Daniel W. Cummings, a former managing director at private equity titan The Carlyle Group, will join the Company at the end of June.
The appointment comes at a crucial time, with University officials scrambling to adjust budgets to accommodate a projected 30 percent drop in the endowment for the fiscal year. HMC’s previous director for real estate, David Ferrero, stepped down in Aug. 2007, according to money management newspaper Pensions & Investments.
HMC announced in February that it would lay off roughly a quarter of its 200 employees, mostly support staff, in an attempt to “re-balance and re-engineer the organization.”
Real estate has traditionally been a difficult asset class to valuate and provides very limited liquidity. According to a University statement, real estate investments currently make up approximately 7 to 8 percent of the University’s endowment—a slight drop from the 9 percent, or almost $3.5 billion, allocated in 2008.
Cummings will work with HMC’s head of external management, CEO, and real estate team to fill a “critical and strategic role” for the company “in light of the current global credit and real estate market environment,” according to a University statement.
Jane L. Mendillo, President and CEO of HMC since last July, praised Cummings’ “depth of national and global experience,” “sharp eye for anticipating market trends,” and “outstanding ability for developing innovative investment strategies.”

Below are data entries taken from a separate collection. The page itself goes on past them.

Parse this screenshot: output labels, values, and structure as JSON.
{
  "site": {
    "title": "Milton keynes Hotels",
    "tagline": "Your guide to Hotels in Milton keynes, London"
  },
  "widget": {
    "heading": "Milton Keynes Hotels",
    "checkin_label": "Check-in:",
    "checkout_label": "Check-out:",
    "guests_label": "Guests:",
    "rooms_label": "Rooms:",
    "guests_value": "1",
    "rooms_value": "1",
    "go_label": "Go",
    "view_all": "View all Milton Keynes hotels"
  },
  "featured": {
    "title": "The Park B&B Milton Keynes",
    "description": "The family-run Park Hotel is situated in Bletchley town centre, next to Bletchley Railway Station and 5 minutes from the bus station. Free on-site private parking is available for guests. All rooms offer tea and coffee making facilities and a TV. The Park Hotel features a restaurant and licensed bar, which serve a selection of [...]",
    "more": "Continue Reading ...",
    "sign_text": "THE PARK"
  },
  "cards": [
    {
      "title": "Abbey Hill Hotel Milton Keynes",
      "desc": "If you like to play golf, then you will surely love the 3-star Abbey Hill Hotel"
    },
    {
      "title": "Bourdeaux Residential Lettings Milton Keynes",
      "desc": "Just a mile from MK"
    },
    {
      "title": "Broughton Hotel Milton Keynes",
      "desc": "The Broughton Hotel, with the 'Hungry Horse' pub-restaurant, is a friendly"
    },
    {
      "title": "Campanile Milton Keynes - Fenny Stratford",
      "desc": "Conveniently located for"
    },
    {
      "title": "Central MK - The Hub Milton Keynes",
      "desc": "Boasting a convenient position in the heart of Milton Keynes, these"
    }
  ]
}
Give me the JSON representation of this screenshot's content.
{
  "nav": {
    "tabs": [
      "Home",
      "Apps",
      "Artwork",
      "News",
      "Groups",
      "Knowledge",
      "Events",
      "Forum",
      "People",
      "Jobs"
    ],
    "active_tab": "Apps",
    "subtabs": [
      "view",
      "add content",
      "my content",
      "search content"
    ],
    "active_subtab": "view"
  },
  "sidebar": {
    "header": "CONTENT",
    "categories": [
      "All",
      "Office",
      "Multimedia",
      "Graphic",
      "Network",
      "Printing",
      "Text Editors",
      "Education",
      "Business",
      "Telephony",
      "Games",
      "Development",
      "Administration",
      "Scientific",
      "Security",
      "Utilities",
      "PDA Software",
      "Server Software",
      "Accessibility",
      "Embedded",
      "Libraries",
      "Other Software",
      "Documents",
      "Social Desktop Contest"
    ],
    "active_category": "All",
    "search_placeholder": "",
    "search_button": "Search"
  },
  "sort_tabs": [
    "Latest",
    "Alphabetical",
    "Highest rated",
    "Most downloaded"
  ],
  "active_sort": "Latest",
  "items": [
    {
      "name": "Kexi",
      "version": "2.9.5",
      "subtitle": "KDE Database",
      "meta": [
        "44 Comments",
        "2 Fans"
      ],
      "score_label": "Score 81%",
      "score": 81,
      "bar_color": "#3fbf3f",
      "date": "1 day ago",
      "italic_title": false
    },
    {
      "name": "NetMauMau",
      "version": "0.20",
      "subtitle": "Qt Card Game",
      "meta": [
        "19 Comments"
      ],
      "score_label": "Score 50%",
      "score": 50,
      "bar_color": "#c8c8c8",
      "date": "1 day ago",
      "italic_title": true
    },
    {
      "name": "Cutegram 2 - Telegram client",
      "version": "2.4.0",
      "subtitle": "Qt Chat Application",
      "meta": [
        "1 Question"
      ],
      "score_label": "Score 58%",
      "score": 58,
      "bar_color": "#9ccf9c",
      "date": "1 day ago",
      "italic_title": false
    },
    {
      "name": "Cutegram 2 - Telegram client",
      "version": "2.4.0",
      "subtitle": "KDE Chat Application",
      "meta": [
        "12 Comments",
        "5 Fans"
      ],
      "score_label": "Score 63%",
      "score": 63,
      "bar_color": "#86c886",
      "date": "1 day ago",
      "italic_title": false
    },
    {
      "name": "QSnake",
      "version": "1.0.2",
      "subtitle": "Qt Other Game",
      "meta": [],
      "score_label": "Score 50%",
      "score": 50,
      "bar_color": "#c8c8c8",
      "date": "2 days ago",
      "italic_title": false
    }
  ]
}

Cummings, who is currently a managing director at real estate investment firm Matapeake Partners, once managed $22 billion worth of North American and European public and private real estate investments for LaSalle Investment Management, where he served as a Co-Chief Executive Officer and Co-Chief Investment Officer.
Real assets as a whole—which include liquid commodities, real estate, and timber and agricultural land—represented 26 percent of the endowment in 2008, according to a Harvard financial statement. Last year, the real estate portfolio provided returns of 3.2 percent—beating the HMC board-approved benchmark of 2.4 percent.
Cummings, a Chicago and Dartmouth graduate, said in the University statement that he was “honored to be joining such a world-class group of investment managers,” and that he looked forward to furthering Harvard’s educational and research mission.
Cummings did not respond to requests for comment at his Matapeake office, and former real estate director Ferrero was traveling Thursday, according to a staff member at his current firm.